Il est connu, et démontré, qu'une surévaluation de la devise nationale peut avoir des effets destructeurs sur le tissu industriel du pays, sauf si ce dernier est capable de dégager des gains de productivités (relativement à ses principaux concurrents mondiaux) qui permettent de compenser les effets de cette surévaluation. Telle fut la stratégie de l'Allemagne à partir de 1960. Mais, il faut aussi savoir que seuls un nombre limité de pays peuvent réussir ce pari.

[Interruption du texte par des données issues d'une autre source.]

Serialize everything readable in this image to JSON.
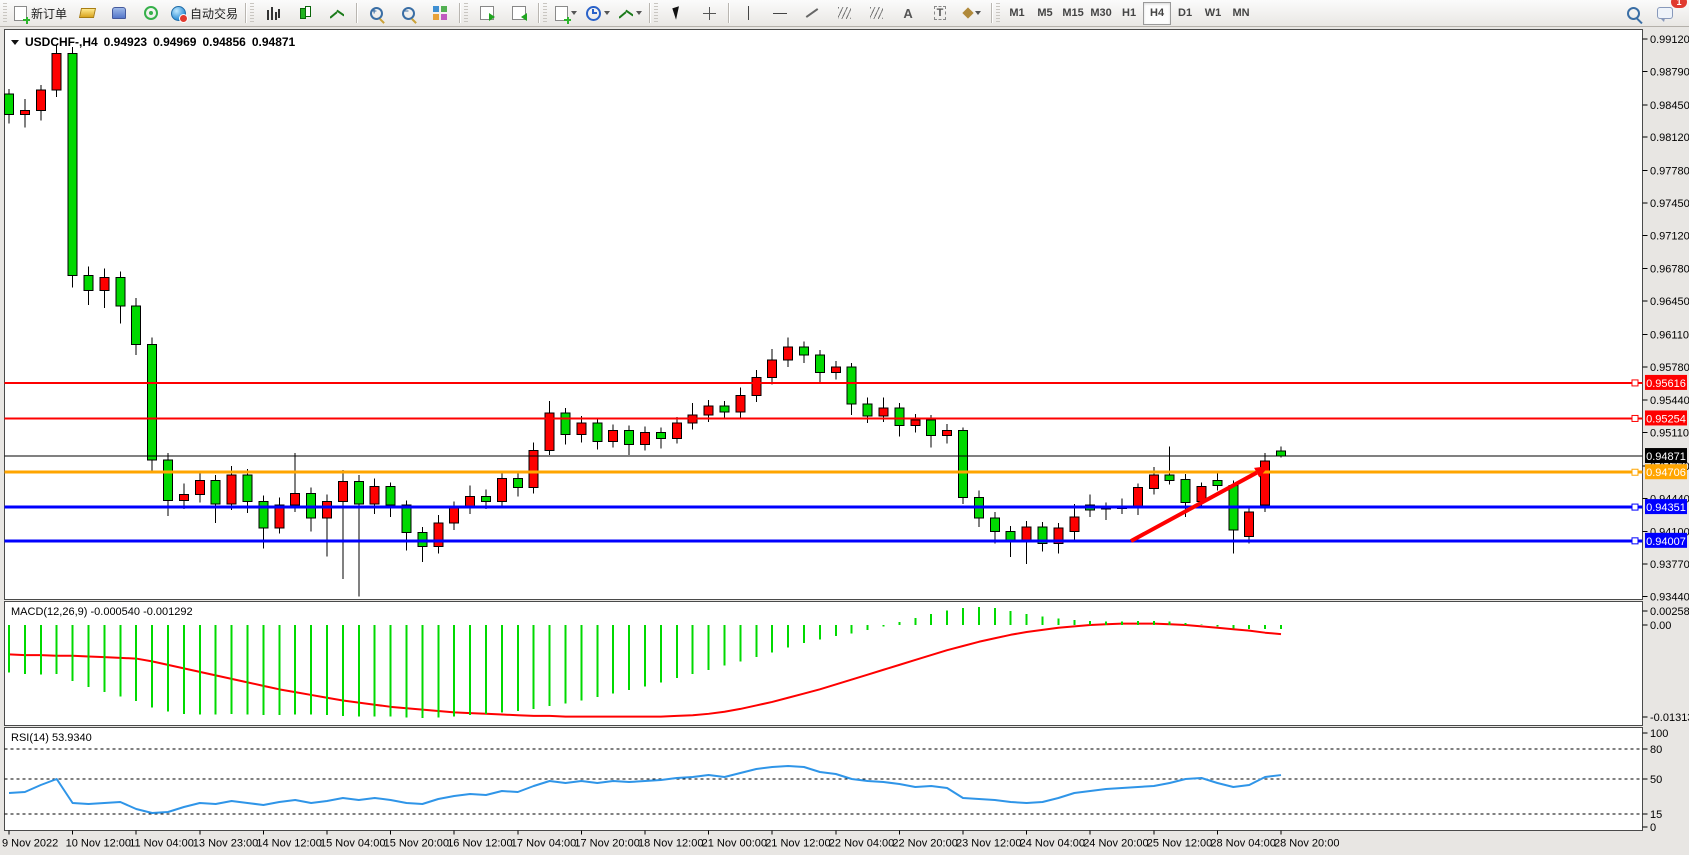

La dynamique du Rouble en longue période

Le Rouble a une tendance générale, depuis 2002, à s'apprécier. Ceci est largement le produit des exportations des matières premières de la Russie. Rappelons que le prix du pétrole, que l'on peut considérer comme bas aujourd'hui, est en réalité élevé si on le compare à ce qu'il faut dans les années 1998-2000 (56 dollars le baril contre environ 18-20 dollars le baril). Il est donc logique que l'on ait une tendance à l'appréciation du Rouble. La réaction normale du gouvernement aurait dû être de développer massivement les investissements susceptibles de produire des gains importants de productivité, soit les investissements en capital, en éducation, en santé et en infrastructures. On sait même, depuis de nombreuses années, que les investissements publics ne sont pas contradictoires avec les investissements privés et servent même à crédibiliser ces derniers.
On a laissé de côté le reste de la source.